About 900 conservative luminaries have tickets to tonight's tribute to House Majority Leader Tom DeLay, which begins at 7:00 pm ET. (Cocktails, fellas and dames, are at 6:00.)
--- a slew of video testimonials to DeLay during dinner (from, we are told, Reps. Hastert, Blunt, Reynolds, Cox and Pence; Gov. Haley Barbour of Mississippi, Dr. James Dobson, and Sen. Jesse Helms.)
--- an eight-minute video right before DeLay speaks, focused on his Texas ties and accomplishments.
--- short speeches from Bob Livingston, Phyllis Schlafly, Morton Blackwell, L. Brent Bozell, Rep. Marsha Blackburn, and others.
DeLay is scheduled to come to the mic around 8:40 pm ET.
Behind the scenes, organizers are telling guests to use the occasion NOT solely as a celebration of DeLay but as a celebration of the conservative movement --- the triumph of pushing the judicial nominees forward, the Bolton vote, etc.
And that's what DeLay intends to speak about: he'll trace the conservative movement as he sees it from 1994 to the present, with specific references to what he believes he and his colleagues have accomplished.

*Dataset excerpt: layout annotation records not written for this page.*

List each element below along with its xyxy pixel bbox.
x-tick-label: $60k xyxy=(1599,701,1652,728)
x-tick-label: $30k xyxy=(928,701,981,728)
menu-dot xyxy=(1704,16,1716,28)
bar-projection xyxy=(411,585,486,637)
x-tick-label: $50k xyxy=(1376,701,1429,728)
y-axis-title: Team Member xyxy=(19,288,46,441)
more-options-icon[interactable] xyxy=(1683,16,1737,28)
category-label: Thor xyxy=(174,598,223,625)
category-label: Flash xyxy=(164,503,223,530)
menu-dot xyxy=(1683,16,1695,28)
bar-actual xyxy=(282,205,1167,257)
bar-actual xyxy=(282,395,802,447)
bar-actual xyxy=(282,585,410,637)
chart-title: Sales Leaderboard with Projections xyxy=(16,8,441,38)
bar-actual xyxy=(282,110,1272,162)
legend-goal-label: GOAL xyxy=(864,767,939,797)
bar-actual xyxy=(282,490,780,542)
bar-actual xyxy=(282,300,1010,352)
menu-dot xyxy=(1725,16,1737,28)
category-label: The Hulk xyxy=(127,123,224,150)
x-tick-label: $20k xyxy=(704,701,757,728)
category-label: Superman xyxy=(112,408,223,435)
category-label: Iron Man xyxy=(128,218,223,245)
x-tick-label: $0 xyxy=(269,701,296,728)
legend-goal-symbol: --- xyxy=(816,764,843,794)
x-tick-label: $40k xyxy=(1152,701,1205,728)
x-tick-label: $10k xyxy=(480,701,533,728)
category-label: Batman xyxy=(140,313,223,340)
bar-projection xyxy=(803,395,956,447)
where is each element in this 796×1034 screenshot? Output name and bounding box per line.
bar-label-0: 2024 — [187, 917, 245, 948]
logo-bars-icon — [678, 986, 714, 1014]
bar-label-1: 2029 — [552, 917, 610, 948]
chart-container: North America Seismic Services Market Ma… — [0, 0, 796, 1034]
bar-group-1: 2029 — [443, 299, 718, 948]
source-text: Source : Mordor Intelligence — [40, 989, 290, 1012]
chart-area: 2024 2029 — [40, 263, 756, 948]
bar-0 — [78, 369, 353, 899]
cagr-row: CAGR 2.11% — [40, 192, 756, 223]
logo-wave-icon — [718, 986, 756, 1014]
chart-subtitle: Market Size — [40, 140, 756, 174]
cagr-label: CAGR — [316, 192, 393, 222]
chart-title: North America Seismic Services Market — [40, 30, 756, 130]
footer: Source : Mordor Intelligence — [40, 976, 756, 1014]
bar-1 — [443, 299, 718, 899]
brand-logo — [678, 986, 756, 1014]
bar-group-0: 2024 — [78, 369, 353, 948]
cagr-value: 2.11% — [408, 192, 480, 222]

There'll be plenty of red meat, too.
And so there will be protests outside the Capital Hilton, and the United States Capitol Police will augment a perimeter with armed patrols and barricades. Democrats have already begun to use the occasion to press DeLay and Republicans on ethics matters. They'll drop research today showing what they consider to be questionable activities of several of the banquet's founders.
We expect RNC chairman Ken Mehlman and whip Roy Blunt to attend. Look for many Friday stories about who DIDN'T attend, though, at $250 a pop, it ain't cheap.
Meanwhile, CongressDailyAM reports that the House Ethics Committee is working to figure out staffing and logistics and has begun to look broadly into the practice of congressional travel. And Rep. Marty Meehan is still looking for Republican co-sponsors for his lobbying reform act. (Can someone explain to us why Christopher Shays hasn't already signed on?)